Moreover, the principled exception does not
seem to be at issue in
so far as either of the two principled explanations for it
(ie, ones that do
not swallow the rules of contract formation) do not seem to
be engaged. This is
not a case where there was been detrimental reliance by the
plaintiff on the contractual
provision for his benefit since he never purchased the
property on faith of it
(see “Explaining
the
Principled Exception to Privity of Contract” (2007)
52 McGill Law Journal 757),
nor is it the case that the
plaintiff is doing actions on behalf of the contracting
party in relation to
the contract and therefore should be entitled to some form
of vicarious
immunity (since the contracting party has such an immunity)
(see Halsbury’s Laws
of Canada).
The only possible justification for the outcome
might be that
suggested by Peter Benson in relation to White
v Jones ("Should White v. Jones Represent Canadian
Law: A Return to
First Principles" in Emerging
Issues
in Tort Law (Hart Publishers, 2007) 141).

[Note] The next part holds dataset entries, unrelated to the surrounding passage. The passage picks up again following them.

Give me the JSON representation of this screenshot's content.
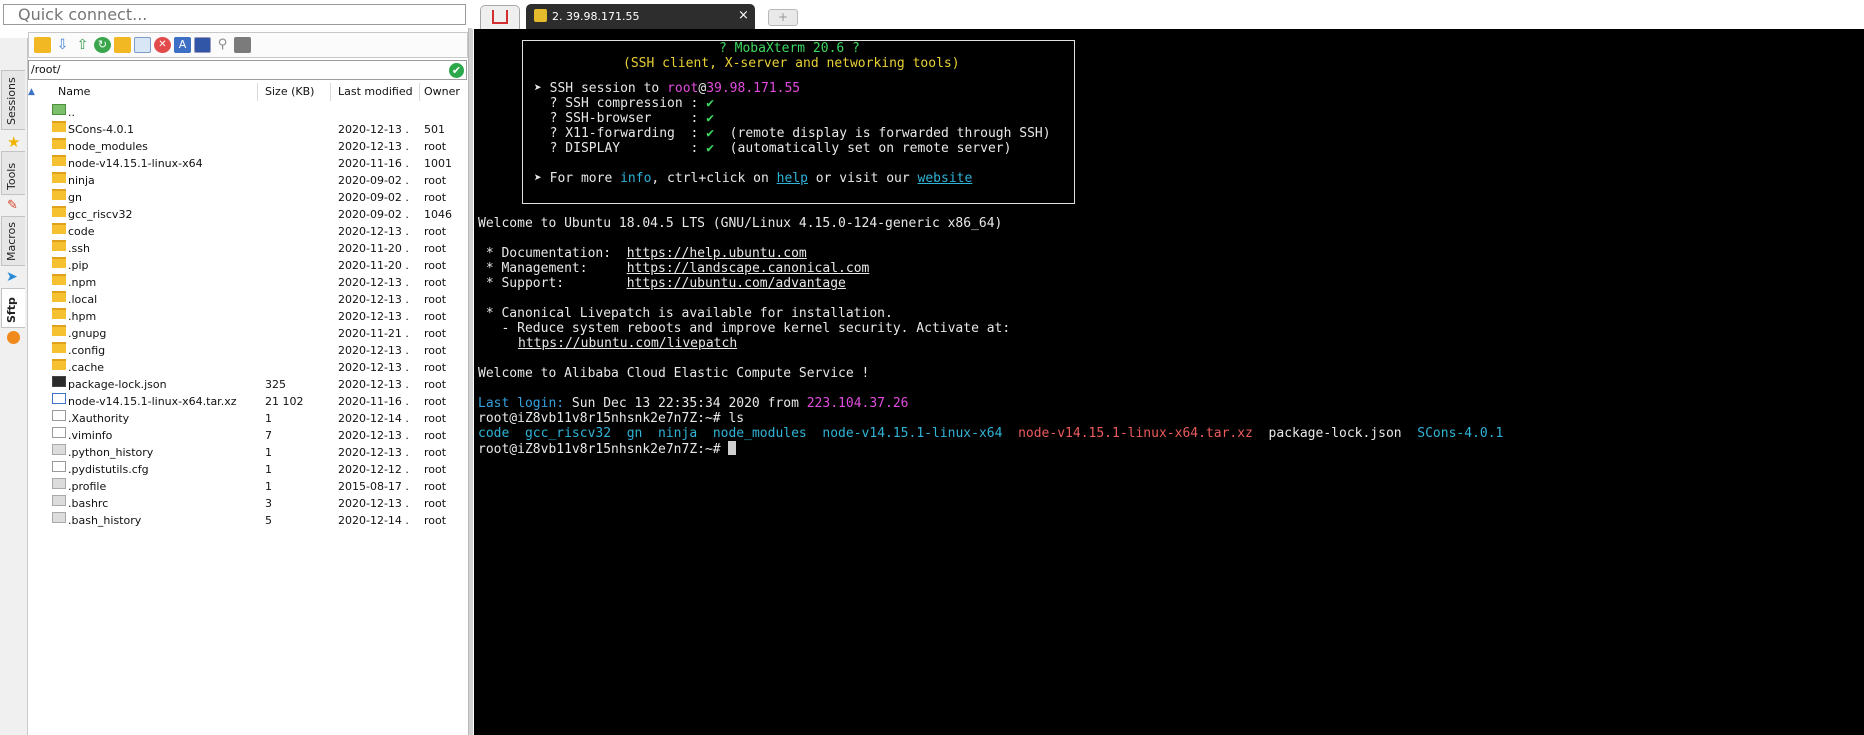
{
  "quick_connect": {
    "placeholder": "Quick connect..."
  },
  "side_tabs": [
    {
      "label": "Sessions"
    },
    {
      "label": "Tools"
    },
    {
      "label": "Macros"
    },
    {
      "label": "Sftp"
    }
  ],
  "sftp": {
    "path": "/root/",
    "columns": {
      "name": "Name",
      "size": "Size (KB)",
      "modified": "Last modified",
      "owner": "Owner"
    },
    "rows": [
      {
        "name": "..",
        "size": "",
        "modified": "",
        "owner": "",
        "icon": "up"
      },
      {
        "name": "SCons-4.0.1",
        "size": "",
        "modified": "2020-12-13 ...",
        "owner": "501",
        "icon": "folder"
      },
      {
        "name": "node_modules",
        "size": "",
        "modified": "2020-12-13 ...",
        "owner": "root",
        "icon": "folder"
      },
      {
        "name": "node-v14.15.1-linux-x64",
        "size": "",
        "modified": "2020-11-16 ...",
        "owner": "1001",
        "icon": "folder"
      },
      {
        "name": "ninja",
        "size": "",
        "modified": "2020-09-02 ...",
        "owner": "root",
        "icon": "folder"
      },
      {
        "name": "gn",
        "size": "",
        "modified": "2020-09-02 ...",
        "owner": "root",
        "icon": "folder"
      },
      {
        "name": "gcc_riscv32",
        "size": "",
        "modified": "2020-09-02 ...",
        "owner": "1046",
        "icon": "folder"
      },
      {
        "name": "code",
        "size": "",
        "modified": "2020-12-13 ...",
        "owner": "root",
        "icon": "folder"
      },
      {
        "name": ".ssh",
        "size": "",
        "modified": "2020-11-20 ...",
        "owner": "root",
        "icon": "folder"
      },
      {
        "name": ".pip",
        "size": "",
        "modified": "2020-11-20 ...",
        "owner": "root",
        "icon": "folder"
      },
      {
        "name": ".npm",
        "size": "",
        "modified": "2020-12-13 ...",
        "owner": "root",
        "icon": "folder"
      },
      {
        "name": ".local",
        "size": "",
        "modified": "2020-12-13 ...",
        "owner": "root",
        "icon": "folder"
      },
      {
        "name": ".hpm",
        "size": "",
        "modified": "2020-12-13 ...",
        "owner": "root",
        "icon": "folder"
      },
      {
        "name": ".gnupg",
        "size": "",
        "modified": "2020-11-21 ...",
        "owner": "root",
        "icon": "folder"
      },
      {
        "name": ".config",
        "size": "",
        "modified": "2020-12-13 ...",
        "owner": "root",
        "icon": "folder"
      },
      {
        "name": ".cache",
        "size": "",
        "modified": "2020-12-13 ...",
        "owner": "root",
        "icon": "folder"
      },
      {
        "name": "package-lock.json",
        "size": "325",
        "modified": "2020-12-13 ...",
        "owner": "root",
        "icon": "json"
      },
      {
        "name": "node-v14.15.1-linux-x64.tar.xz",
        "size": "21 102",
        "modified": "2020-11-16 ...",
        "owner": "root",
        "icon": "xz"
      },
      {
        "name": ".Xauthority",
        "size": "1",
        "modified": "2020-12-14 ...",
        "owner": "root",
        "icon": "txt"
      },
      {
        "name": ".viminfo",
        "size": "7",
        "modified": "2020-12-13 ...",
        "owner": "root",
        "icon": "txt"
      },
      {
        "name": ".python_history",
        "size": "1",
        "modified": "2020-12-13 ...",
        "owner": "root",
        "icon": "file"
      },
      {
        "name": ".pydistutils.cfg",
        "size": "1",
        "modified": "2020-12-12 ...",
        "owner": "root",
        "icon": "txt"
      },
      {
        "name": ".profile",
        "size": "1",
        "modified": "2015-08-17 ...",
        "owner": "root",
        "icon": "file"
      },
      {
        "name": ".bashrc",
        "size": "3",
        "modified": "2020-12-13 ...",
        "owner": "root",
        "icon": "file"
      },
      {
        "name": ".bash_history",
        "size": "5",
        "modified": "2020-12-14 ...",
        "owner": "root",
        "icon": "file"
      }
    ]
  },
  "tabs": {
    "ssh_tab_label": "2. 39.98.171.55",
    "close": "×",
    "new_tab": "+"
  },
  "terminal": {
    "banner_title": "? MobaXterm 20.6 ?",
    "banner_subtitle": "(SSH client, X-server and networking tools)",
    "session_prefix": "➤ SSH session to ",
    "session_user": "root",
    "session_at": "@",
    "session_host": "39.98.171.55",
    "features": [
      {
        "label": "  ? SSH compression : ",
        "status": "✔",
        "note": ""
      },
      {
        "label": "  ? SSH-browser     : ",
        "status": "✔",
        "note": ""
      },
      {
        "label": "  ? X11-forwarding  : ",
        "status": "✔",
        "note": "  (remote display is forwarded through SSH)"
      },
      {
        "label": "  ? DISPLAY         : ",
        "status": "✔",
        "note": "  (automatically set on remote server)"
      }
    ],
    "more_prefix": "➤ For more ",
    "more_info": "info",
    "more_mid": ", ctrl+click on ",
    "more_help": "help",
    "more_or": " or visit our ",
    "more_website": "website",
    "welcome": "Welcome to Ubuntu 18.04.5 LTS (GNU/Linux 4.15.0-124-generic x86_64)",
    "doc_label": " * Documentation:  ",
    "doc_url": "https://help.ubuntu.com",
    "mgmt_label": " * Management:     ",
    "mgmt_url": "https://landscape.canonical.com",
    "support_label": " * Support:        ",
    "support_url": "https://ubuntu.com/advantage",
    "livepatch1": " * Canonical Livepatch is available for installation.",
    "livepatch2": "   - Reduce system reboots and improve kernel security. Activate at:",
    "livepatch_url": "https://ubuntu.com/livepatch",
    "alibaba": "Welcome to Alibaba Cloud Elastic Compute Service !",
    "last_login_label": "Last login:",
    "last_login_date": " Sun Dec 13 22:35:34 2020 from ",
    "last_login_ip": "223.104.37.26",
    "prompt1": "root@iZ8vb11v8r15nhsnk2e7n7Z:~# ls",
    "ls": [
      {
        "text": "code",
        "color": "#2fb3d6"
      },
      {
        "text": "gcc_riscv32",
        "color": "#2fb3d6"
      },
      {
        "text": "gn",
        "color": "#2fb3d6"
      },
      {
        "text": "ninja",
        "color": "#2fb3d6"
      },
      {
        "text": "node_modules",
        "color": "#2fb3d6"
      },
      {
        "text": "node-v14.15.1-linux-x64",
        "color": "#2fb3d6"
      },
      {
        "text": "node-v14.15.1-linux-x64.tar.xz",
        "color": "#ec5c5c"
      },
      {
        "text": "package-lock.json",
        "color": "#e8e8e8"
      },
      {
        "text": "SCons-4.0.1",
        "color": "#2fb3d6"
      }
    ],
    "prompt2": "root@iZ8vb11v8r15nhsnk2e7n7Z:~# "
  },
  "colors": {
    "folder": "#f5c131",
    "terminal_bg": "#000000",
    "accent": "#1b73c9"
  }
}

The contractual right belongs to the estate of the
deceased farmer but
as the farmer’s estate has no interest in pursuing or
vindicating this right
and the plaintiff has every interest in doing so, the
control of the right is
passed to the plaintiff so long as this does no violence to
the intentions of
the deceased (which it apparently doesn’t given the nature
of the contractual
wording) nor to the regime of estate law in a particular
jurisdiction (on which
I know not enough to say). In
order to
make an exception like this, however, one needs to know the
basic principles
that one is departing from—and given what they wrote in Brown v Belleville,
this panel of the CA does
not appear to know these principles.